Korotko Pro
- Front cover of KP (2016)
- Type: Daily
- Format: Broadsheet
- Owner: Ukrainian Media Holding
- Publisher: Kepreyt Partners^{[citation needed]}
- Editor-in-chief: Oksana Bohdanova (since 2011)
- Founded: 1996
- Language: Ukrainian Russian (website only)
- Headquarters: Kyiv
- Circulation: Print circulation suspended in February 2022
- Sister newspapers: Komsomolskaya Pravda
- Website: kp.ua

= Korotko Pro =

Ukrainian newspaper

Korotko Pro (Коротко про; lit. 'Briefly about'), formerly KP in Ukraine (КП в Україні; КП в Украине) is a Ukrainian newspaper in Kyiv, the nation's capital. It is a Ukrainian language newspaper. Following the 24 February 2022 Russian invasion of Ukraine the distribution of printed newspapers was stopped and the newspaper became an online publication.

==History==
The first issue of the newspaper, then named Komsomolskaya Pravda in Ukraine (Комсомольская правда в Украине; Комсомольська правда в Україні), was published on 4 October 1996. It was founded under a license from the Russian newspaper Komsomolskaya Pravda. The newspaper was exclusively in Russian.

The website version of the newspaper was launched in February 2001, the website address was kp.kiev.ua; in October 2007 it was moved to the address kp.ua.

In March 2009, the paper was awarded a "Newspaper of the Year 2008" award.

In 2013 the publication became part of the United Media Holding group, created by Boris Lozhkin and owned by Serhiy Kurchenko.

In 2014, and due to the Russian annexation of Crimea and the War in Donbas, the newspaper stopped being published in Crimea and in the Donetsk People's Republic and Luhansk People's Republic-controlled parts of the Donetsk and Luhansk Oblasts.

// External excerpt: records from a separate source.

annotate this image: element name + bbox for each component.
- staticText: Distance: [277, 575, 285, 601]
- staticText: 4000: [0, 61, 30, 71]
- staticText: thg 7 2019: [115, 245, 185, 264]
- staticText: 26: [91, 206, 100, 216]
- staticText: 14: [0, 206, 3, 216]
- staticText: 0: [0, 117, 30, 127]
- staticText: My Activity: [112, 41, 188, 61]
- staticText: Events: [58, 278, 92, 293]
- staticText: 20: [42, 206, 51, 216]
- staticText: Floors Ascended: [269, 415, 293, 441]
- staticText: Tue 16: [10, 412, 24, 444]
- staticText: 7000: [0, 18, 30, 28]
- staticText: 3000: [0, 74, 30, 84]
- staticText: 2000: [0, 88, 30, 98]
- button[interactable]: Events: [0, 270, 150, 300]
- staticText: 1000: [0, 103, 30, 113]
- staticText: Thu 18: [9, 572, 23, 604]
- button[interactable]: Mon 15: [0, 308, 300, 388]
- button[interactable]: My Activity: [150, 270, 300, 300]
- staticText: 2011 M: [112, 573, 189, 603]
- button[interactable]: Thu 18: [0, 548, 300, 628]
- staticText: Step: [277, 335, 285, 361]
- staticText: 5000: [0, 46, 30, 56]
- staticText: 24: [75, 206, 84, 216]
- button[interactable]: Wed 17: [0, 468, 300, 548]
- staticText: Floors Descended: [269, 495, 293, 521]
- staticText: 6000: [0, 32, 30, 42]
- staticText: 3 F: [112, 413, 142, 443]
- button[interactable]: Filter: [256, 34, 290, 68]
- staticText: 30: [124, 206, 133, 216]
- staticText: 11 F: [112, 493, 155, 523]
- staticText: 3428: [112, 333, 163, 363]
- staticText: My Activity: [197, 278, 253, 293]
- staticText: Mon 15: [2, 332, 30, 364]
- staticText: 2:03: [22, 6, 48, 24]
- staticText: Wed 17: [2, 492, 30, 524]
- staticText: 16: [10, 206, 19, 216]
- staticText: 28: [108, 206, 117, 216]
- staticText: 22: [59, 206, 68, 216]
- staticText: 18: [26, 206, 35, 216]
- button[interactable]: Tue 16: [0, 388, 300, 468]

In order to comply with Ukrainian decommunization laws the newspaper changed its name from Komsomolskaya Pravda in Ukraine to KP, abbreviation from the publishing company Kepreyt Partners in January 2016. However, the newspaper stressed it was never a "mouthpiece" of the Komsomol, the youth wing of the Communist Party of the Soviet Union. Just prior to its name change the newspaper was published six times a week (and it continued to come out six times a week).

In 2018, the Institute of Mass Information and texty.org.ua analyzed the top 50 Ukrainian news sites to create a media rating of unreliability. KP in Ukraine was ranked 11th, with 81 reliable news items, 13 news items with unreliable sources of information, and 6 unreliable news items. Among these new, 10 had manipulative headlines, and 10 news used emotional manipulation. One fake news and one news item containing hate speech were also detected. At the same time, the parent publication Komsomolskaya Pravda took the first place in this anti-rating, with the largest number of fakes and news containing hate speech.

In September 2019 a court decision transferred the United Media Holding group and its entire portfolio to the state.

From March to June 2020, the newspaper was not published due to the COVID-19 pandemic.

The newspaper's printed version stopped being exclusively in Russian on 13 January 2022 due to the 2019 law on "On protecting the functioning of the Ukrainian language as the state language" coming into force. On 13 January 2022 the publication switched from Russian to Ukrainian in the printed version of the newspaper. The website of the newspaper got a Ukrainian-language version, next to the already being in existence Russian-language version, in September 2021 also because of the 2019 language law.

Following the 24 February 2022 Russian invasion of Ukraine the newspaper stopped the distribution of printed editions and the newspaper became an online publication.

On 29 December 2023, it was announced that the newspaper would be called "Korotko Pro" starting in 2024.